North Korea is not a socialist state — it is a totalitarian dictatorship.

[최보식의언론=최보식의언론 ]

KBS 뉴스 캡처
KBS 뉴스 캡처

The death of culture begins quietly.
North Korea announced on the 30th that it had newly selected more than 400 “Model Units of Socialist Lifestyle Culture” nationwide.

This phrase is unfamiliar to South Koreans. What does “model people’s unit” even mean? It is symbolic of a system in which the North Korean regime evaluates and controls its citizens’ daily lives based on political criteria.

What exists inside your home, how you maintain the garden in front of your house, what slogans you put on your wall, what books you read, and what words you use — all of it is monitored and assessed according to the standards of “socialist lifestyle culture.”

This reality is not simply “lifestyle improvement.” It is systemic violence that annihilates cultural freedom — in other words, cultural genocide.

Genocide includes ethnic genocide and political genocide.
Yet there is another form of genocide that academia still fails to address sufficiently: cultural genocide.
This is genocide not by bullets and knives, but by eliminating language, books, emotions, memories, senses, and imagination.

For more than 80 years, North Korea has normalized this cultural genocide — controlling language, banning books, persecuting religion, policing emotions, and severing all ties with the outside world.

Many people ask, “Why don’t the people inside North Korea rise up?”
But that question stems from a misunderstanding of the essence of totalitarianism.

Socialism or communism is merely an economic system.
China is the example.
Because the Chinese Constitution incorporates elements of capitalism, it is entirely different from North Korean-style socialism.

North Korea may enshrine “socialism” in its constitution, but it has never once implemented genuine socialist ideology.
North Korea is not a socialist state — it is a totalitarian dictatorship.
And the fear within it is far deeper and more horrifying than what most imagine.

Totalitarianism does not merely forbid negative thoughts.
It forces citizens to display positive emotional loyalty toward the dictator — and demands their lives as collateral.
It controls thought, regulates emotion, dictates behavior, and instructs people on what they must feel and what they must love.
And it packages all of this under the name of “lifestyle culture.”
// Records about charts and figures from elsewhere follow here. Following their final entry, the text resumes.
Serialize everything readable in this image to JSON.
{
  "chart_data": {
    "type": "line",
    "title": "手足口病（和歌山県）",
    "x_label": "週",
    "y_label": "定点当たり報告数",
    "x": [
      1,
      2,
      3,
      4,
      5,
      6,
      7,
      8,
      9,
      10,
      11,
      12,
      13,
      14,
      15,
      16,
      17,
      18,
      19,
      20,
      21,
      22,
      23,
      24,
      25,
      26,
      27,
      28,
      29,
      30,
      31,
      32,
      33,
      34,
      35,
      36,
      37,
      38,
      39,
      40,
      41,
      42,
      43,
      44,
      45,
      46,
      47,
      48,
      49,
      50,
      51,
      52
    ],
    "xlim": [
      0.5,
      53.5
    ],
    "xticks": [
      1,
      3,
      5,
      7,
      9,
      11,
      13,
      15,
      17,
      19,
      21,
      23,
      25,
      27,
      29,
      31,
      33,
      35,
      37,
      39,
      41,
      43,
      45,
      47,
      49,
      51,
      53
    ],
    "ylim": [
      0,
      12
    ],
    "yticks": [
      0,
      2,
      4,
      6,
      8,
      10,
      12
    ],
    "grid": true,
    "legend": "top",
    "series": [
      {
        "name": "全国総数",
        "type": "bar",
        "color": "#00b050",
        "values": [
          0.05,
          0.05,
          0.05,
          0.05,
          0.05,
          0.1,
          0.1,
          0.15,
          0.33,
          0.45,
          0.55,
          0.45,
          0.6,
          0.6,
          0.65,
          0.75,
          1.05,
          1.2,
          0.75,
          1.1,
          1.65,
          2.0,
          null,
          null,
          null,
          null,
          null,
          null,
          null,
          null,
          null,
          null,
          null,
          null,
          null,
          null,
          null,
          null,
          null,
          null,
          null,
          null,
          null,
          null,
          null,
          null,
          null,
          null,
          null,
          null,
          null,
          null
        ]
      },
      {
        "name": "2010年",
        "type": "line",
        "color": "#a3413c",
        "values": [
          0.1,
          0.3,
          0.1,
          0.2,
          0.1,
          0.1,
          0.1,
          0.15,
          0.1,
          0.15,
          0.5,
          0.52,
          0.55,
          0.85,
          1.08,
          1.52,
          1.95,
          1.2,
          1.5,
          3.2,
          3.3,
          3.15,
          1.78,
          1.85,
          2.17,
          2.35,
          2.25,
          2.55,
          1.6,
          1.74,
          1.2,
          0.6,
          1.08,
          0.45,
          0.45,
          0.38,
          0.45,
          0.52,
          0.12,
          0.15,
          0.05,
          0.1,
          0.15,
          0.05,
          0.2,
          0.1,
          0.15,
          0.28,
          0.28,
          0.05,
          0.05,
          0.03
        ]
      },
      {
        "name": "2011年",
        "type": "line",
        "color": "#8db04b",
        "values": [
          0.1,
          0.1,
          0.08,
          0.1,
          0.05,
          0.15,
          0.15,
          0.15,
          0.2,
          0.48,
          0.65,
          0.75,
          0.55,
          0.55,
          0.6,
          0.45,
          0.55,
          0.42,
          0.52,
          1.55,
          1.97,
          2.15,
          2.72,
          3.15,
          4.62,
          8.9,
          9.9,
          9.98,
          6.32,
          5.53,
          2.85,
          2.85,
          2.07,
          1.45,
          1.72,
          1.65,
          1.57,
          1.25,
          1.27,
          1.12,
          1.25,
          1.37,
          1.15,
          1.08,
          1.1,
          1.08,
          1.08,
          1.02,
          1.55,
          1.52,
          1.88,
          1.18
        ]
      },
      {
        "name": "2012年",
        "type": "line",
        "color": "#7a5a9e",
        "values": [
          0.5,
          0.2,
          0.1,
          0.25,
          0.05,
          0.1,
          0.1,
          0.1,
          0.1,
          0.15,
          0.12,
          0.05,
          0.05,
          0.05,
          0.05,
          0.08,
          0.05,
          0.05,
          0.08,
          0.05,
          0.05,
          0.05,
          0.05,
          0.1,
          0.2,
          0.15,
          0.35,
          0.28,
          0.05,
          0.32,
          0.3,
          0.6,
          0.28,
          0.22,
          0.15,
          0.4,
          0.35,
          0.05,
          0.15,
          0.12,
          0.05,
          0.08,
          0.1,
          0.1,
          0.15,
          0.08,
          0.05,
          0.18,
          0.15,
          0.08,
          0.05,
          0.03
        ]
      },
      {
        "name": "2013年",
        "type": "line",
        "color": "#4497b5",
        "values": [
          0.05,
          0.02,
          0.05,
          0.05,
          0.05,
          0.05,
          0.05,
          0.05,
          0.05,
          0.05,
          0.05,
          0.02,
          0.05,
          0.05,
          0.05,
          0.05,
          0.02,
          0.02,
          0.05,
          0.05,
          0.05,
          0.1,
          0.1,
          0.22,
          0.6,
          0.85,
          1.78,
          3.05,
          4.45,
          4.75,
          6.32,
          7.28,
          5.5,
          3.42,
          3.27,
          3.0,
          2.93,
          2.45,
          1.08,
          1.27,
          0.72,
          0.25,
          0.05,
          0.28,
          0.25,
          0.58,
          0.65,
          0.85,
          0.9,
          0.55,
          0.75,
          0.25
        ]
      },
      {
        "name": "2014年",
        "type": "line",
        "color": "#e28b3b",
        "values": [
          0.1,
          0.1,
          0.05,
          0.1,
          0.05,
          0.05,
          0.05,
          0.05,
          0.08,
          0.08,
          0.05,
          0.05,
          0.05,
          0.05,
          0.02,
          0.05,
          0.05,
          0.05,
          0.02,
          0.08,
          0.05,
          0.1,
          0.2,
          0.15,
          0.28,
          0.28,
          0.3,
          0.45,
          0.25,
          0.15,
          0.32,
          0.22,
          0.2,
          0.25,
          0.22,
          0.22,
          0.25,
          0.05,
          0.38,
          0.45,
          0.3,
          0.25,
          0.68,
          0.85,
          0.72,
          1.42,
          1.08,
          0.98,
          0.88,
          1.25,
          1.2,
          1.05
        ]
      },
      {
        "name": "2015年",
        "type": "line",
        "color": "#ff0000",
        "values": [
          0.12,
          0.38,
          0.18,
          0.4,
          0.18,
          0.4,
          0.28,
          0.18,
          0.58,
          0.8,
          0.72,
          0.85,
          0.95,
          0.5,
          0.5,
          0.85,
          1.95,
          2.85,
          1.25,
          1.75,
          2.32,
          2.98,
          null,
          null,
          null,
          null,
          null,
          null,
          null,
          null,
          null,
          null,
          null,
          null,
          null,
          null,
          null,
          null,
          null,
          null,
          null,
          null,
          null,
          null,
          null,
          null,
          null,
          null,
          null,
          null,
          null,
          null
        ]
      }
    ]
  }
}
In short, it is a system that uproots every flower with a different root and forcibly replants flowers of the same color, destroying everything that originally existed.

Examples of cultural genocide in North Korea — clearly visible from the “Three Major Evil Laws” enacted after COVID — include:

  • Language deprivation: banning native Korean expressions; only “Suryong language” allowed

  • Book & publication bans: possession of foreign books punishable by death

  • Religious persecution: destruction of religious sites; total prohibition of religious confession

  • Erasure of cultural heritage: nationalizing or eliminating traditional and folk culture

  • Abolition of basic rights: total ban on freedom of expression, thought, and conscience

  • Economic control: prohibition of independent livelihood; people controlled through state rationing

  • Destruction of education: questions forbidden; comparison equals betrayal; all subjects revolve around the Supreme Leader; schools function as propaganda institutions; teachers act as monitors, not educators

These are not merely acts of political oppression — they erase the very sensory experience of life. This is cultural extermination.

Is South Korean society safe today?
To what extent are unions, publishing, the media, and the education sector resisting totalitarian language?